Significance
Keypoints
- Propose a Transformer based method for video action anticipation
- Demonstrate performance of the proposed method
Review
Background
Predicting future action from a video requires not only understanding the current frame, but also modeling temporal context across the frames. For example, a frame with a plate of food with a fork may suggest current action of eating, but anticipating this action before the frame is given requires reasoning over preceding events.
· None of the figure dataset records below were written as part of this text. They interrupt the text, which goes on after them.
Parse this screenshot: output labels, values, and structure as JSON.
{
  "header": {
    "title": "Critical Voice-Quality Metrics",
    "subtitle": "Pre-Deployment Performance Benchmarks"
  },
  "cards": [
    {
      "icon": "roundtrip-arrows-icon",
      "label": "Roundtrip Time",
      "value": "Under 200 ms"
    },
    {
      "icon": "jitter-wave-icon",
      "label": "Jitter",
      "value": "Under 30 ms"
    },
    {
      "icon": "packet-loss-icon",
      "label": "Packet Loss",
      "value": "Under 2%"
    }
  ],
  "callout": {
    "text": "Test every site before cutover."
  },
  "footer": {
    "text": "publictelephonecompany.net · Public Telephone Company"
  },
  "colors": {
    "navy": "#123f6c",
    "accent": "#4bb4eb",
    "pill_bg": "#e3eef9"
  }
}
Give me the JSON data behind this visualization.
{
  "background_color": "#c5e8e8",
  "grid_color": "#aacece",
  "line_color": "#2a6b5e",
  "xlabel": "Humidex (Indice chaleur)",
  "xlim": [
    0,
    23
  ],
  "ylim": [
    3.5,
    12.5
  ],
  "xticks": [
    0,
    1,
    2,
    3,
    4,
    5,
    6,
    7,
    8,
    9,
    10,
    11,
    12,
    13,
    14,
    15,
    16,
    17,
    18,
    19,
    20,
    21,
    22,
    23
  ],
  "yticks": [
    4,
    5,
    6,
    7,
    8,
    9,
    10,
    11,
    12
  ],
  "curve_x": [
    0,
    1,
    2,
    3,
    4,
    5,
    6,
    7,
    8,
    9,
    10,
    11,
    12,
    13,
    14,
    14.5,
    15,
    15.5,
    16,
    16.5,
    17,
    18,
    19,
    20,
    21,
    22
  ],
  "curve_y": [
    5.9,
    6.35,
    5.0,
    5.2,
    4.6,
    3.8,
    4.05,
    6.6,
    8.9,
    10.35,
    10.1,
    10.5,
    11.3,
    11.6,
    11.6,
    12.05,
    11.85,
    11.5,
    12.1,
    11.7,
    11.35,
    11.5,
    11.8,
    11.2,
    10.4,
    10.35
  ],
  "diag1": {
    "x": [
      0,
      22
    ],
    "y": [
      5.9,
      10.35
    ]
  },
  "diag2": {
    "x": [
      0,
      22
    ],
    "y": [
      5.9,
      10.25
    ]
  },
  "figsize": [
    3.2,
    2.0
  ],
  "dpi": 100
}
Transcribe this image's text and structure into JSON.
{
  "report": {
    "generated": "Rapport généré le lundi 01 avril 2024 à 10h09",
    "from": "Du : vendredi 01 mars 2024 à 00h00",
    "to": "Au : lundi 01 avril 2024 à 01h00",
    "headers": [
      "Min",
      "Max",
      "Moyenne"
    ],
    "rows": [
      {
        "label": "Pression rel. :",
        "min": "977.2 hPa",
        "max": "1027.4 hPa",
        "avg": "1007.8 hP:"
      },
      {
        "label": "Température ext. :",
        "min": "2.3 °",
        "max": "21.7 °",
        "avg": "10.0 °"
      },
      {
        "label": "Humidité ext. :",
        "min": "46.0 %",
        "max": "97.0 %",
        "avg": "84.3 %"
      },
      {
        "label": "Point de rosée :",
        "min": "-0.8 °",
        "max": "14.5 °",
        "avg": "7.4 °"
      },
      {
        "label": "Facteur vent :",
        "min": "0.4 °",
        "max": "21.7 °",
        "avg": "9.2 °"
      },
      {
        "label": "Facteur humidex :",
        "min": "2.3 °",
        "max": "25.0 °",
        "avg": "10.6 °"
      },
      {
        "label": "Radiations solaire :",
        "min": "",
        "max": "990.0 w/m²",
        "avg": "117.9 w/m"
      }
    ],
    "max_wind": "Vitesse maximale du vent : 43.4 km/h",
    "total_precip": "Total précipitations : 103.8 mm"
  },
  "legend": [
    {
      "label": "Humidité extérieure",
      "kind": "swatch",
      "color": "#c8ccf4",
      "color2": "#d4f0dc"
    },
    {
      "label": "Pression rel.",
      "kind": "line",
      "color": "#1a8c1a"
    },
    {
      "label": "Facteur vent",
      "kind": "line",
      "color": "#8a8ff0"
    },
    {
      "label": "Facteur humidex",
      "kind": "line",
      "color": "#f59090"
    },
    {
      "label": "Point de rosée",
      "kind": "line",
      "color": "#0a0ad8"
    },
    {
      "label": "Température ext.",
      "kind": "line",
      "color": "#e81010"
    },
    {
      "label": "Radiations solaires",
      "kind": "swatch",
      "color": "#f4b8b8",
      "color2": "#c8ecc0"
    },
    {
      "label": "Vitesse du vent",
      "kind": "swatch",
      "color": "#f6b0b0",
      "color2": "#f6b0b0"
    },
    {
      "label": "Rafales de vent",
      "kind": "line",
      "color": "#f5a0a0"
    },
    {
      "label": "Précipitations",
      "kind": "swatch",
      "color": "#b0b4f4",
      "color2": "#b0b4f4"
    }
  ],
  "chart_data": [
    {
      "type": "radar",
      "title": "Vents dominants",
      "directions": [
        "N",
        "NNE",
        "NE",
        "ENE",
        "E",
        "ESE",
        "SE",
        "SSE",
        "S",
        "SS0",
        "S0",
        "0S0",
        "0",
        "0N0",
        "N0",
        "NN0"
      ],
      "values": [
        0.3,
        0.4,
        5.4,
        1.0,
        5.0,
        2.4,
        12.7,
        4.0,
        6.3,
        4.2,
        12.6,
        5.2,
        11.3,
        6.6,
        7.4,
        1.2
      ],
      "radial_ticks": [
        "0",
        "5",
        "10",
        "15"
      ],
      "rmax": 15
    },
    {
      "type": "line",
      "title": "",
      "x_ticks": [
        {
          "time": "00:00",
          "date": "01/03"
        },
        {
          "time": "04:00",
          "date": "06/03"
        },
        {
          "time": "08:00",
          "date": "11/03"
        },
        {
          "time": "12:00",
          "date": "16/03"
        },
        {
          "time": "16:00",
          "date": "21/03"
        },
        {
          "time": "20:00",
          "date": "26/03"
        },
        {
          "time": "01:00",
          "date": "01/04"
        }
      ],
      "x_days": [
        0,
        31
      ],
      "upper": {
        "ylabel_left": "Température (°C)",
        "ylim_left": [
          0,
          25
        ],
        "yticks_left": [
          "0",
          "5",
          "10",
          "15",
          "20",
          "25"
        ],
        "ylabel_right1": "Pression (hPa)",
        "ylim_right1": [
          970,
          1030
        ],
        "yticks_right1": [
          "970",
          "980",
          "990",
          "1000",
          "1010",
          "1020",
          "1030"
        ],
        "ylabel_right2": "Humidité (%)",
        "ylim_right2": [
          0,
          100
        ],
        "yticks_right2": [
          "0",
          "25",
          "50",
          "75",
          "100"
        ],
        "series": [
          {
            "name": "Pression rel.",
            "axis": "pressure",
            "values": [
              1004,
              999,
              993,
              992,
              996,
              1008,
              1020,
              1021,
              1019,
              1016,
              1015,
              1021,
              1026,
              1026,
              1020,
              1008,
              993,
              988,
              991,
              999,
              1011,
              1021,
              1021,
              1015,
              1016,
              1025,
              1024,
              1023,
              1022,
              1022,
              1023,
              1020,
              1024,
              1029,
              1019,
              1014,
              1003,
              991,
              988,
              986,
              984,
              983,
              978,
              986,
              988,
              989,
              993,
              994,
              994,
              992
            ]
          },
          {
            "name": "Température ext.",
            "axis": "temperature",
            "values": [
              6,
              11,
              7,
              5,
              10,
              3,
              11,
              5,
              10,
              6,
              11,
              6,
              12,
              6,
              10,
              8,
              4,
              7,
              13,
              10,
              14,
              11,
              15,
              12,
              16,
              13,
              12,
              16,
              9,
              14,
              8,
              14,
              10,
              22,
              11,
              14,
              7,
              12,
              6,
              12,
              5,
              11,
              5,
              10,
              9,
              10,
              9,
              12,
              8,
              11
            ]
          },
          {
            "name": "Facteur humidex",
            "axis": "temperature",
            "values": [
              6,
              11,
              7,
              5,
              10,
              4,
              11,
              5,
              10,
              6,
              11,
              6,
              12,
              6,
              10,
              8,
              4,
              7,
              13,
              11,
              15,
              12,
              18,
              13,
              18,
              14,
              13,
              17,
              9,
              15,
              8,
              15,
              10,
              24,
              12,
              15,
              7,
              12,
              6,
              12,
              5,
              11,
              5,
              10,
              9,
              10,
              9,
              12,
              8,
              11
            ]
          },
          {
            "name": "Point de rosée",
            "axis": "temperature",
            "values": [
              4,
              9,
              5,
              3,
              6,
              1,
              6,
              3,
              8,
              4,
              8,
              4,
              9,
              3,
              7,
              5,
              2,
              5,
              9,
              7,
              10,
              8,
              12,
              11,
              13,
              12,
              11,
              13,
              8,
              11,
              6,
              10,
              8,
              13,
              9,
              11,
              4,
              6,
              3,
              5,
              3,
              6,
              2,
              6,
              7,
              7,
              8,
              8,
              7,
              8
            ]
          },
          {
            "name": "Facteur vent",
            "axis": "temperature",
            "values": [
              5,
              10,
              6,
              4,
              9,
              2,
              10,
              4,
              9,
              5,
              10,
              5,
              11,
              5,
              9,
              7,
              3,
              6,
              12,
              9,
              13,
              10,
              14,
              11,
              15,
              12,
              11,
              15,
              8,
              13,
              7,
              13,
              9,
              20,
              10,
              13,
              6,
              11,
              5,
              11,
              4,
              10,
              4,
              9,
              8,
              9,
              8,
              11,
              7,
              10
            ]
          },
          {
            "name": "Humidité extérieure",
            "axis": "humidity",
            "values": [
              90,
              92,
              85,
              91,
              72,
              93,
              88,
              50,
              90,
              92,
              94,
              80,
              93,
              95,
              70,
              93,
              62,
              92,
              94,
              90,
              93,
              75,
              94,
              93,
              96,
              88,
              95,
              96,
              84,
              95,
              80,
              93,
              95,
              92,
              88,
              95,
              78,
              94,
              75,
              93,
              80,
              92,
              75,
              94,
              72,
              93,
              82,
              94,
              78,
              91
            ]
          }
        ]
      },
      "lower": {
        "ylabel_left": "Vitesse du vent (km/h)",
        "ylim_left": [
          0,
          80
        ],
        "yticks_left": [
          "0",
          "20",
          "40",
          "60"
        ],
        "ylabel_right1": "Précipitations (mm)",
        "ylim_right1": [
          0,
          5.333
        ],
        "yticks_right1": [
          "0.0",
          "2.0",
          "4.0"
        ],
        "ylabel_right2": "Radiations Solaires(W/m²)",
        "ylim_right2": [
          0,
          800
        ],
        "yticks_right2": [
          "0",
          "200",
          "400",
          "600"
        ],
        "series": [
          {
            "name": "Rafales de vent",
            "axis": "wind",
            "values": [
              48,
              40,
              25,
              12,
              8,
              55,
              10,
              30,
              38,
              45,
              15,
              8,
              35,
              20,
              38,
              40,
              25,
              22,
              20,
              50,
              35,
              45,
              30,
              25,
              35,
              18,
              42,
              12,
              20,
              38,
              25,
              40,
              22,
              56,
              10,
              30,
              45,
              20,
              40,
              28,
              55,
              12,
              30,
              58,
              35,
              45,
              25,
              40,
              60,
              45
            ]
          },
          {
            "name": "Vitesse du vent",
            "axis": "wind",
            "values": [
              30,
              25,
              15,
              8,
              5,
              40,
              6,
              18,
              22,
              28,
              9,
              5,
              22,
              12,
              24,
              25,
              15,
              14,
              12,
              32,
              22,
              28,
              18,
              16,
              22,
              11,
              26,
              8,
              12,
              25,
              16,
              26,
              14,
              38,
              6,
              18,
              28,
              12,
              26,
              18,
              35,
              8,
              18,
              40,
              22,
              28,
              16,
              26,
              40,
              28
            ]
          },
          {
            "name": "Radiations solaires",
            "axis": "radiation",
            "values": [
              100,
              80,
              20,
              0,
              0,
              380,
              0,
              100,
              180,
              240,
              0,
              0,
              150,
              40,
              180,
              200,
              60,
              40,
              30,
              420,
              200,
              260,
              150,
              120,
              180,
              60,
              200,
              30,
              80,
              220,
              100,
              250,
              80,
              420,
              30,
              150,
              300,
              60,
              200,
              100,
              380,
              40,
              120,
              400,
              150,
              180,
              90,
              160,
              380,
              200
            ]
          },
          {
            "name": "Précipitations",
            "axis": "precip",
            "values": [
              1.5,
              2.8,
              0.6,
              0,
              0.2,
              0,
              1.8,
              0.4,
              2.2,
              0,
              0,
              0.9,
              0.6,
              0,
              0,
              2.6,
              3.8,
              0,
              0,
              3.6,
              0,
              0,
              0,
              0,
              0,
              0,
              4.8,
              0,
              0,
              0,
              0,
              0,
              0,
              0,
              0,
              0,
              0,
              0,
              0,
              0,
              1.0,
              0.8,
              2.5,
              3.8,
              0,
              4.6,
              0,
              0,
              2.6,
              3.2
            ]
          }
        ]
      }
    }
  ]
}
The authors propose a transformer based method for predicting future action from video which learns to attend across space and time, and show state-of-the-art performance.
Keypoints
Propose a Transformer based method for video action anticipation
The authors propose anticipatory video transformer (AVT), which consists of two-step spatio-temporal attention with Transformers. First step is the backbone, where each image frames of the video $\mathbf{X}_{t}$ is encoded into the latent $\mathbf{z}_{t}$ with a Vision Transformer. Second step is the head, where the sequence of encoded latent is processed with a masked Causal Transformer Decoder as in the GPT-2 to output $\hat{\mathbf{z}_{t}}$. Schematic illustration of the proposed method
The AVT is trained with a supervised cross-entropy loss with the labelled future action $c_{T+1}$: \begin{align} \mathcal{L}_{\text{next}} = -\log \hat{\mathbf{y}}[c_{T+1}], \end{align} where $T$ is the length of the given video sequence. For promoting the model to learn anticipatory features, the future feature matching loss: \begin{align} \mathcal{L}_{\text{feat}} = \sum^{T-1}_{t=1} || \hat{\mathbf{z}}_{t}-\mathbf{z}_{t+1} ||^{2}_{2}, \end{align} and the action class level anticipative loss: \begin{align} \mathcal{L}_{\text{cls}} = \sum^{T-1}_{t=1} \mathcal{L}^{t}_{\text{cls}}; \mathcal{L}^{t}_{\text{cls}}=\begin{cases} -\log \hat{\mathbf{y}}_{t}[c_{t+1}], \quad &\text{if} c_{t+1}\geq 0 \\ 0, &\text{otherwise}\end{cases}. \end{align} The final loss $\mathcal{L}$ is defined as the sum of the above three losses.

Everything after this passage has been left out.